Quid des autorités gouvernementales ? Les administrateurs des divers groupes préfèrent les informer de leurs actions plutôt que de les solliciter directement, ce qui leur a valu notamment un communiqué de soutien du ministère de l’Environnement, en août dernier. Mais le problème de fond, c’est à dire l’inefficacité de la levée des ordures n’est toujours pas réglé pour autant, regrette Neziha Gouider-Khouja. Qui ajoute : « Nous avons par exemple fait une action en commun autour d’une école au Bardo. La municipalité a été très active avec nous, mais elle n’a pas réglé le problème d’absence de bennes dans tout le quartier. Les citoyens doivent comprendre que ce pays est le leur et pas celui des administrations et des municipalités uniquement. »

Sous la pression du groupe et de l’ampleur de la contestation, le gouvernement s’est senti obligé d’intervenir

Avec plus de 51 500 membres, le groupe Facebook  » Winou Etrottoir ? » est probablement celui qui a fait le plus de remous jusqu’ici. Depuis la révolution de 2011, les constructions anarchiques des particuliers, des restaurants, des cafés et des épiciers se sont multipliées, rendant les trottoirs impraticables. Inspiré de la campagne « Winou ElPetrole », lancée en mai 2015 pour réclamer plus de transparence sur les ressources pétrolières du pays, « Winou Etrottoir » met le doigt sur les abus relevés sur la voie publique.

Ce groupe, qui se dit « spontané, citoyen et non partisan », a pour objectif une ville propre, nettoyée des obstacles qui entravent la liberté des Tunisiens de circuler à pied dans leurs rues, en toute sécurité. Et sous la pression de ses membres et de l’ampleur de la contestation, le gouvernement s’est senti obligé d’intervenir.
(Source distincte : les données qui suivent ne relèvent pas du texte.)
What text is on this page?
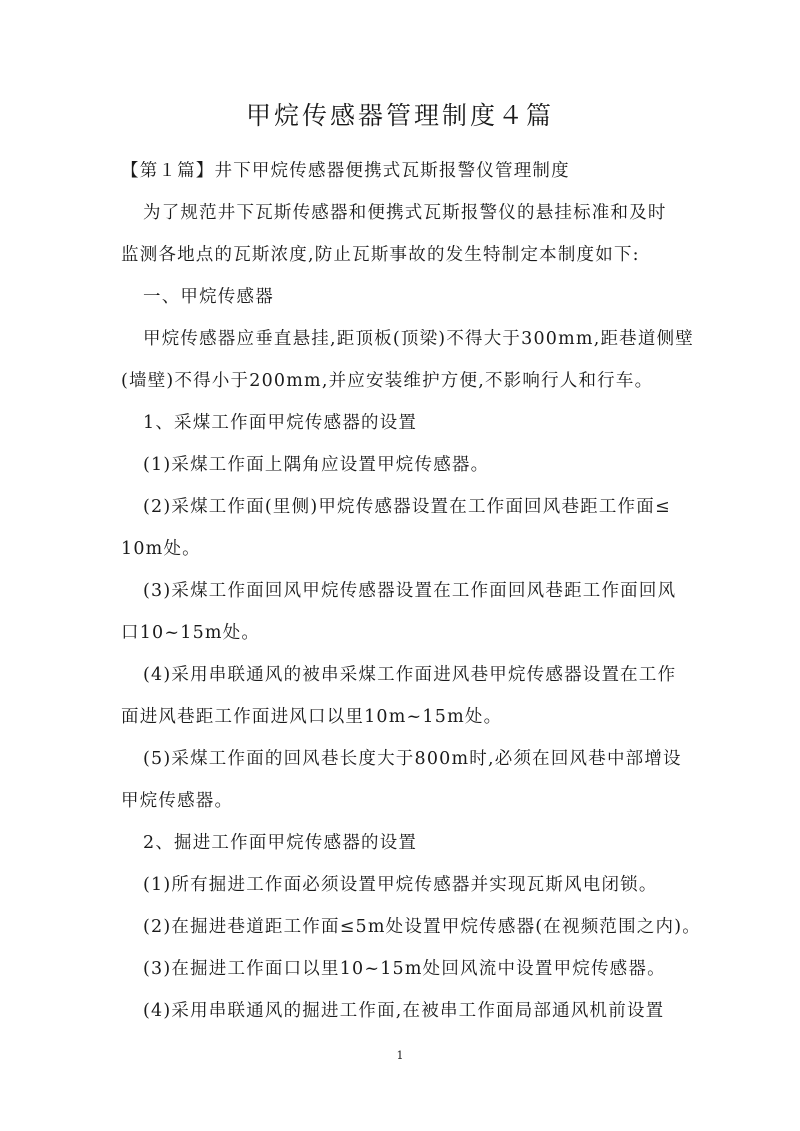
甲烷传感器管理制度４篇
【第１篇】井下甲烷传感器便携式瓦斯报警仪管理制度
为了规范井下瓦斯传感器和便携式瓦斯报警仪的悬挂标准和及时
监测各地点的瓦斯浓度,防止瓦斯事故的发生特制定本制度如下:
一、甲烷传感器
甲烷传感器应垂直悬挂,距顶板(顶梁)不得大于300mm,距巷道侧壁
(墙壁)不得小于200mm,并应安装维护方便,不影响行人和行车。
1、采煤工作面甲烷传感器的设置
(1)采煤工作面上隅角应设置甲烷传感器。
(2)采煤工作面(里侧)甲烷传感器设置在工作面回风巷距工作面≤
10m处。
(3)采煤工作面回风甲烷传感器设置在工作面回风巷距工作面回风
口10~15m处。
(4)采用串联通风的被串采煤工作面进风巷甲烷传感器设置在工作
面进风巷距工作面进风口以里10m~15m处。
(5)采煤工作面的回风巷长度大于800m时,必须在回风巷中部增设
甲烷传感器。
2、掘进工作面甲烷传感器的设置
(1)所有掘进工作面必须设置甲烷传感器并实现瓦斯风电闭锁。
(2)在掘进巷道距工作面≤5m处设置甲烷传感器(在视频范围之内)。
(3)在掘进工作面口以里10~15m处回风流中设置甲烷传感器。
(4)采用串联通风的掘进工作面,在被串工作面局部通风机前设置
1
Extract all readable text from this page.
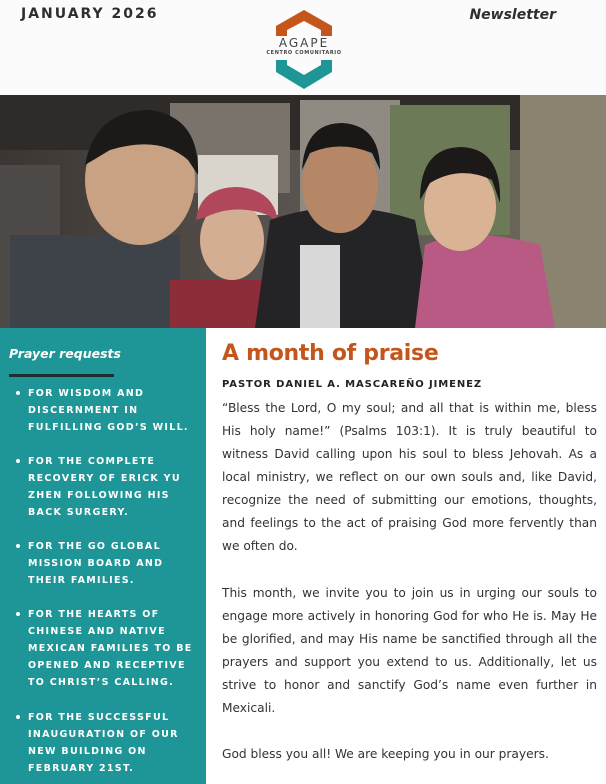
JANUARY 2026	Newsletter
AGAPE
CENTRO COMUNITARIO
Prayer requests
FOR WISDOM AND DISCERNMENT IN FULFILLING GOD’S WILL.
FOR THE COMPLETE RECOVERY OF ERICK YU ZHEN FOLLOWING HIS BACK SURGERY.
FOR THE GO GLOBAL MISSION BOARD AND THEIR FAMILIES.
FOR THE HEARTS OF CHINESE AND NATIVE MEXICAN FAMILIES TO BE OPENED AND RECEPTIVE TO CHRIST’S CALLING.
FOR THE SUCCESSFUL INAUGURATION OF OUR NEW BUILDING ON FEBRUARY 21ST.
A month of praise
PASTOR DANIEL A. MASCAREÑO JIMENEZ

“Bless the Lord, O my soul; and all that is within me, bless His holy name!” (Psalms 103:1). It is truly beautiful to witness David calling upon his soul to bless Jehovah. As a local ministry, we reflect on our own souls and, like David, recognize the need of submitting our emotions, thoughts, and feelings to the act of praising God more fervently than we often do.

This month, we invite you to join us in urging our souls to engage more actively in honoring God for who He is. May He be glorified, and may His name be sanctified through all the prayers and support you extend to us. Additionally, let us strive to honor and sanctify God’s name even further in Mexicali.

God bless you all! We are keeping you in our prayers.
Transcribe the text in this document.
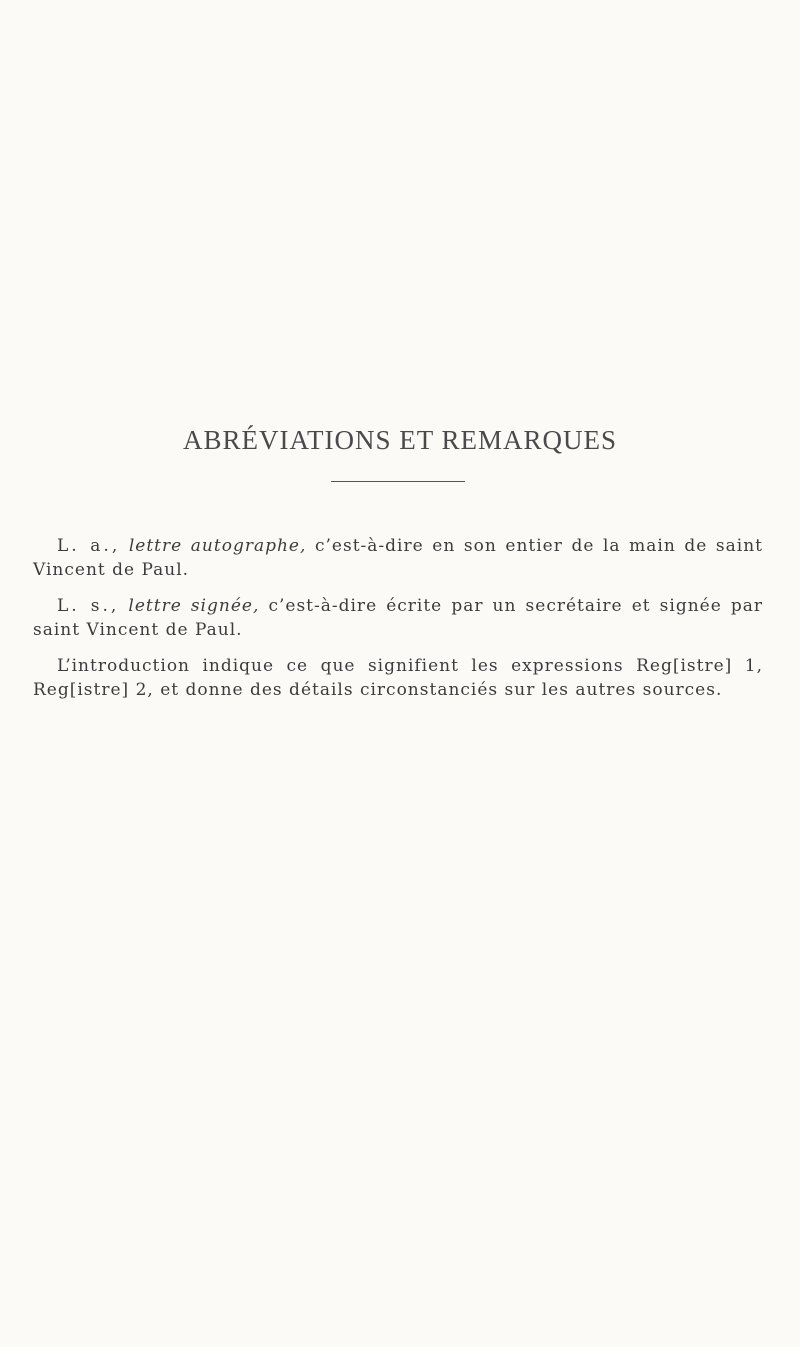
ABRÉVIATIONS ET REMARQUES

L. a., lettre autographe, c’est-à-dire en son entier de la main de saint Vincent de Paul.

L. s., lettre signée, c’est-à-dire écrite par un secrétaire et signée par saint Vincent de Paul.

L’introduction indique ce que signifient les expressions Reg[istre] 1, Reg[istre] 2, et donne des détails circonstanciés sur les autres sources.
Ces derniers mois, plusieurs constructions illégales ont été démontées sous les caméras des smartphones, et des voitures mal garées ont été saisies.

Chaque citoyen est responsable 

Les cybercommunautés de ce type se comptent par dizaines en Tunisie. On y trouve par exemple : « Chats et chiens de Tunisie, aidons-les« , qui compte 18 800 membres pour le sauvetage des animaux errants ; « Non à la serpillère et au sceau« , qui dénonce l’emploi de jeunes filles mineures comme aides ménagères ; ou encore  » Winou el Patrimoine ? « , pour la protection et la revalorisation des bâtiments délaissés et abandonnés.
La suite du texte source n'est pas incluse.